Lunds Universitets Gymnastik och Idrottsförening Rugby football club
- Nickname: The Lions / Lionesses
- Founded: 1972
- Location: Lund, Sweden
- Ground: Centrala Idrottsplatsen (Capacity: 1000)
- Chairman: Hans Hallstadius
- Coach: (Men) Sean Rollings / Chris Howell (Women) Ross Watson / Ali Day
- League: Allsvenskan (rugby)
| Team kit |

= Lugi Rugbyklubb =

Swedish rugby union club

Lugi Rugby football club is a rugby union club in Lund, Sweden. The club was founded in 1972 by John Nash, Perry Hadley, Giuseppe Garza and Calle Erlandsson as the rugby section of the Lunds Universitets Gymnastik och Idrottsförening (Lund University Gymnastics and Sports Club).. LUGI Lions play their home games at Centrala idrottsplatsen, where they also have their club house.

The club is known to be a very social and open rugby club, with members from all over the world active in the club.

During the late 1980s and early 1990s LUGI's u18s were among the best teams in Sweden, winning 3 Swedish championships. The seniors had their best placements in the early 1980s, placing third 1982 and second in 1984.

LUGI currently have active teams for both ladies and men in ages from u8-senior. They also have an old boys team.

== Men's ==
LUGI's men's team is currently playing in Allsvenskan (Sweden's highest division).

The team usually goes up and down between the two highest leagues.

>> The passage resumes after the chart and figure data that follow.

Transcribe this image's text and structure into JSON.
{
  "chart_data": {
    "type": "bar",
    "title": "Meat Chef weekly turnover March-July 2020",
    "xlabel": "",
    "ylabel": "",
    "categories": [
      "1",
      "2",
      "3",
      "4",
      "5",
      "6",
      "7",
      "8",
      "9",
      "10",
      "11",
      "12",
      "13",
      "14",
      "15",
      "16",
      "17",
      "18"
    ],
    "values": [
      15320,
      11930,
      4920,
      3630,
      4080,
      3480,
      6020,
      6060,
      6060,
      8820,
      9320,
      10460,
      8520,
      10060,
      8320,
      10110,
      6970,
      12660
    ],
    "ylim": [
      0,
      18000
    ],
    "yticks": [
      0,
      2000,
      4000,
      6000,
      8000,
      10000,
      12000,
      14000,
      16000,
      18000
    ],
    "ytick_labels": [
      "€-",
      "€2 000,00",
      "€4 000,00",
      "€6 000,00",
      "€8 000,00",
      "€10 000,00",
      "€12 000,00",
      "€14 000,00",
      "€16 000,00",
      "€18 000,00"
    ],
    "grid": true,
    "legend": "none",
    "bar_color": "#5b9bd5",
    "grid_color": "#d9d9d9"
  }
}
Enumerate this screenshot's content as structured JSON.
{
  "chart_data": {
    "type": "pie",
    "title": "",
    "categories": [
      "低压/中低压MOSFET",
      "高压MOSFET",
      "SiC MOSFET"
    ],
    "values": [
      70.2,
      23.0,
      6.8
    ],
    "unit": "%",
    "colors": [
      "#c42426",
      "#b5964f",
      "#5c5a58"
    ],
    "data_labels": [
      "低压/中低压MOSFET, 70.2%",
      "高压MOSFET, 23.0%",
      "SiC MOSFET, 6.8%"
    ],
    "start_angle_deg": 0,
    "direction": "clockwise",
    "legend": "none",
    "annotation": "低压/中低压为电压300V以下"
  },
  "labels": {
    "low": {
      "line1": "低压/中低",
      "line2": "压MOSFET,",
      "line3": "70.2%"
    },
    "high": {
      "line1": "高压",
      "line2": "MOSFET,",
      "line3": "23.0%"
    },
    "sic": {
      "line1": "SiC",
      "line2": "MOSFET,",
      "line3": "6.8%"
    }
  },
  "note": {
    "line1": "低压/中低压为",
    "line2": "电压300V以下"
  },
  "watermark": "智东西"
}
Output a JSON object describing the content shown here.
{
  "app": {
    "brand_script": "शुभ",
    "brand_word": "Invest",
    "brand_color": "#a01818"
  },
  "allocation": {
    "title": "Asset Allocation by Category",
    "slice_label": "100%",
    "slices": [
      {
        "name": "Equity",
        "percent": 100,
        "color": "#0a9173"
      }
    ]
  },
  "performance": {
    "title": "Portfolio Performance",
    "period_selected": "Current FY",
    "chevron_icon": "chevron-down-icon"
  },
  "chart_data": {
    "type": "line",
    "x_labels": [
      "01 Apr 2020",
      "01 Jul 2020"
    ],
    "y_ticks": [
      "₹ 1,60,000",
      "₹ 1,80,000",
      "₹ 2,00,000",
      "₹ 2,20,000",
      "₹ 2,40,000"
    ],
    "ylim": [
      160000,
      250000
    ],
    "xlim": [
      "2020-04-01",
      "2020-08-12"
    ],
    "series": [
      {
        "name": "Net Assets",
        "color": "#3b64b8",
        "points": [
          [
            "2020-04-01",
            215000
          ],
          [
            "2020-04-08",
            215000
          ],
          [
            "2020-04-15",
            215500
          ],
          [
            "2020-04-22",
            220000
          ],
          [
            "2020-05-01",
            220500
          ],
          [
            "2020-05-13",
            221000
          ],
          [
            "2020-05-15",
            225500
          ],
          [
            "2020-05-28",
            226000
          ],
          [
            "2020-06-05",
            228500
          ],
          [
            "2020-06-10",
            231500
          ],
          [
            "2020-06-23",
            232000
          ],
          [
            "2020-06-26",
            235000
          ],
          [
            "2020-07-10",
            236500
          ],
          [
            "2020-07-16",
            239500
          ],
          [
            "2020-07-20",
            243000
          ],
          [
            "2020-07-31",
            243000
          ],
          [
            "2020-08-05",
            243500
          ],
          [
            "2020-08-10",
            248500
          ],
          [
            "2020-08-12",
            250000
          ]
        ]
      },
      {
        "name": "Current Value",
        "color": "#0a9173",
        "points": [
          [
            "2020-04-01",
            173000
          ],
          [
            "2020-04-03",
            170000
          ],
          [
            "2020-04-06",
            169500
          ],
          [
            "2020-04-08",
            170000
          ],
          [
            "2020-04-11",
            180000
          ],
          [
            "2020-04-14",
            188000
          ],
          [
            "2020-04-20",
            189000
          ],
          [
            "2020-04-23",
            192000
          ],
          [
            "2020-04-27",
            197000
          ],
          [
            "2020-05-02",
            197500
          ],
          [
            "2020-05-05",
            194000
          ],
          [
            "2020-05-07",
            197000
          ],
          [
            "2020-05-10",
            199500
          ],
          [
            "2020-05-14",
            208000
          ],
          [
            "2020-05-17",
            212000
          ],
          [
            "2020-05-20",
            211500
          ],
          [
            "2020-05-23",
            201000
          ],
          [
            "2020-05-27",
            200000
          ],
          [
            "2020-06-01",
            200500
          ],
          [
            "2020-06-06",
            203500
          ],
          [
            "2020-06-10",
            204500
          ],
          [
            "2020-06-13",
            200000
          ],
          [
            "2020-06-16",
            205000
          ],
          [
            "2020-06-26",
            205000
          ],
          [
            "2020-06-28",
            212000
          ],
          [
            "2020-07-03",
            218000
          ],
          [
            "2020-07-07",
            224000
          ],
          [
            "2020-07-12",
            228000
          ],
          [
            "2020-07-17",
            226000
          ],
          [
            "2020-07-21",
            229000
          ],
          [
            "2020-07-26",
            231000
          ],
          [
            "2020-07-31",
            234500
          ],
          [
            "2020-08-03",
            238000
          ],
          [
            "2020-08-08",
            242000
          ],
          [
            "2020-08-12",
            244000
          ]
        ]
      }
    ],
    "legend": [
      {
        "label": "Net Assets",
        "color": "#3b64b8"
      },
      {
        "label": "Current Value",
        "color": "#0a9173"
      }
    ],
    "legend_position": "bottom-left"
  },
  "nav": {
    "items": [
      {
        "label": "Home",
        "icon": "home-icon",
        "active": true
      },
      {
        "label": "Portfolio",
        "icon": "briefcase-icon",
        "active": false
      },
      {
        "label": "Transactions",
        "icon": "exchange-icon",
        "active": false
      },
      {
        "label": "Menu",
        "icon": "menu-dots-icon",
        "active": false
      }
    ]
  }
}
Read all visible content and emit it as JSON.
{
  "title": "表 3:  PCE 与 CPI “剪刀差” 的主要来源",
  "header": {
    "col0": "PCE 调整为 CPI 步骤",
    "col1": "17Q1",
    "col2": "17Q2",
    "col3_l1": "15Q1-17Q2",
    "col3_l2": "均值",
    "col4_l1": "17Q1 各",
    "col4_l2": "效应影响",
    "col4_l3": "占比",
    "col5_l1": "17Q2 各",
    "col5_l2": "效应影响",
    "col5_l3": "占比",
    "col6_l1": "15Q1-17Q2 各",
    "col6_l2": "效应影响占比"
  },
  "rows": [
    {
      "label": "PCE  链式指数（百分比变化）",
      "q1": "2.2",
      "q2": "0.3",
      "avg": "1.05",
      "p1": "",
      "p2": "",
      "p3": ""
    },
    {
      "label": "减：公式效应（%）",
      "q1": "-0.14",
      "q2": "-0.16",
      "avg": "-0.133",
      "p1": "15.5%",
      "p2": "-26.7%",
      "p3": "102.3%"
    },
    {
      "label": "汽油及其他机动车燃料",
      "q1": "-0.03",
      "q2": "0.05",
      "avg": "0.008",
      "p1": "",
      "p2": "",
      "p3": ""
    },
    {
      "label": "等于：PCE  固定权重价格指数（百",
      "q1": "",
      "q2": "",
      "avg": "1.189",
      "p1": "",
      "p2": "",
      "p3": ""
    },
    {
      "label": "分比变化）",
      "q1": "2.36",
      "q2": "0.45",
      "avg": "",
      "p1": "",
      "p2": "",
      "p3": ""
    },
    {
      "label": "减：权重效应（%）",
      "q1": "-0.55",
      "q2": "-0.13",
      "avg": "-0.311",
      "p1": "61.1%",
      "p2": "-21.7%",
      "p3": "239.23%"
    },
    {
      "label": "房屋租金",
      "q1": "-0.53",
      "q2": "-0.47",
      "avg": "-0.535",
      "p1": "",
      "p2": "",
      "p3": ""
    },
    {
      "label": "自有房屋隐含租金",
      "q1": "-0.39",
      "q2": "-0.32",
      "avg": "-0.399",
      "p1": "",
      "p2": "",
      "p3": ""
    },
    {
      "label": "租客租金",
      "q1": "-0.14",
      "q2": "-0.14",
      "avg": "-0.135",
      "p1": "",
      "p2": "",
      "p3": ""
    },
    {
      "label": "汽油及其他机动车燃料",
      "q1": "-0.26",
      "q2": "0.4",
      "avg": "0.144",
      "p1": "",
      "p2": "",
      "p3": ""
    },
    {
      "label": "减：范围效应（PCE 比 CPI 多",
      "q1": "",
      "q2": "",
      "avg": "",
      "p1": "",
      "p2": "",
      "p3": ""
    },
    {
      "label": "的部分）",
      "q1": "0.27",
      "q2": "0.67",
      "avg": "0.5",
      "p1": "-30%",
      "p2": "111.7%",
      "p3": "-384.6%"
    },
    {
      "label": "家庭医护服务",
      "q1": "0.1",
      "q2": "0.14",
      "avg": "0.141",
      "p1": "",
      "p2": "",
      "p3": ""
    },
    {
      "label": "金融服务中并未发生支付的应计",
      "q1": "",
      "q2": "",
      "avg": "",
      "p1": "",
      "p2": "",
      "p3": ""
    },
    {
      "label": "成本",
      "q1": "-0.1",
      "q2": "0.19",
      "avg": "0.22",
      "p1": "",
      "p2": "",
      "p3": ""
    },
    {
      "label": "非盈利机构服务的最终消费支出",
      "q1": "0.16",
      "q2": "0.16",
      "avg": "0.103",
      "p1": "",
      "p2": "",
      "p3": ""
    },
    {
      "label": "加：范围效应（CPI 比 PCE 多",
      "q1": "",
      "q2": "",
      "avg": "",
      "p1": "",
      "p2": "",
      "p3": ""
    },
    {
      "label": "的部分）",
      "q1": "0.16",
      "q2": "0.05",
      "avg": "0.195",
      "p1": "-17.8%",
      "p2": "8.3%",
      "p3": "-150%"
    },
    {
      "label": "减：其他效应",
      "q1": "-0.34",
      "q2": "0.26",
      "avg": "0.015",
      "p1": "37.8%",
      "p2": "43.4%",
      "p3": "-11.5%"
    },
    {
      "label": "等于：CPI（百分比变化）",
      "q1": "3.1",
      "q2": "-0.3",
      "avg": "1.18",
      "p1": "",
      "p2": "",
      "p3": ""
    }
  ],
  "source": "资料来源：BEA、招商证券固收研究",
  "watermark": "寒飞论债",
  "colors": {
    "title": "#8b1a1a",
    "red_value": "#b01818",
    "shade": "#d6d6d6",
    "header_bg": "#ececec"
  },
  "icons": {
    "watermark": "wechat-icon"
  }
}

LUGI currently have both a ladies' and men's team as well as kids and youths in all ages from u8-u18.

== Ladies ==
LUGI's ladies team, called the Lionesses, was created in 2003. They have since then been a well established team with several players being capped for Sweden in both 7s and 15s.
2025 season saw the ladies become national 7's champions, whilst progressing through the league phase in the 15s championship, they lost in the play-offs.